Macquarie returned to Sydney
for Christmas, but was back in January to mark out the townships. His descriptions show quite vividly how his plans were literally breaking fresh ground. On Thursday 10 January he set out from Windsor ‘attended by family, the Surveyor, the Revd Mr Cartwright, Mr Cox and several other gentlemen’ to view the site of Castlereagh. The future great square in the centre had been marked out and ‘the name of it – Castlereagh – painted on a Board was nailed to a high strong Post and erected in the Centre of the Square’. The same was done in Richmond. On 12 January William went with Macquarie to examine Windsor and Macquarie wrote: ‘The Revd Mr and Mrs Cartwright, Mr Cox, Dr Mileham and Mrs Fitzgerald dined with us this day … and we again drank success and prosperity to the new Townships’. On 13 January ‘Mr Cox and his wife and family dined with us today previous to our return to Sydney’.25 It is fair to say that the Governor’s writings display William as a trusted adviser and official, though not as a personal friend in the way that Sir John Jamison on the Nepean became.
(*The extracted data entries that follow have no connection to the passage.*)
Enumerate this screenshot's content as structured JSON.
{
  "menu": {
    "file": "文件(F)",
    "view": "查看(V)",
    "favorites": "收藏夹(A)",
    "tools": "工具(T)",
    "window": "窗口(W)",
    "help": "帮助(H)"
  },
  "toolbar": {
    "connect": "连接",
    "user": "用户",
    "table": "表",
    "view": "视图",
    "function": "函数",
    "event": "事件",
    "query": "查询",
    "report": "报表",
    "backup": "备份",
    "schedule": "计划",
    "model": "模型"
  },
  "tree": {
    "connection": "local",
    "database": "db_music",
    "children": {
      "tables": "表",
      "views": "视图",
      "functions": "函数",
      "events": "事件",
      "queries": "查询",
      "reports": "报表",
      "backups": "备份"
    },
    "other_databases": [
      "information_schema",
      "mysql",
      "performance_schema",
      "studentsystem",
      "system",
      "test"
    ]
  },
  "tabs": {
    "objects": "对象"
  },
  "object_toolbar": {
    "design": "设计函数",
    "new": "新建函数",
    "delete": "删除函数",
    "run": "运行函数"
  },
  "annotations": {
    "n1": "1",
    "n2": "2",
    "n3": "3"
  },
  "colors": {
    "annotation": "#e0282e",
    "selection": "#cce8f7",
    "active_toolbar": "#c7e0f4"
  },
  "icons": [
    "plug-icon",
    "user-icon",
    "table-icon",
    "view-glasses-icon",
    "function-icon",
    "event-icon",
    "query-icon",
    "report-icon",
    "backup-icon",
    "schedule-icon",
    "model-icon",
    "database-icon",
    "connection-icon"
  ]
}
Both Macquarie and more particularly his wife Elizabeth, who had an animated social circle around her, appreciated the social boundaries of patronage.
Again the Gazette records some of William’s projects around the Macquarie towns, following the Governor’s tour of inspection, as does the Colonial Secretary’s correspondence. On 26 October 1811 he received payment for fencing the burial ground at Windsor. In 1812 he fulfilled a much larger project in the shape of a new gaol there, plus a house for the gaoler and a wall round it, for which the part payment in October was £350, with a similar payment in October 1813. In that year he also began the Glebe House (parsonage) at Castlereagh, for which he earned a total of £500. This immediately preceded the commission to build the Blue Mountains road.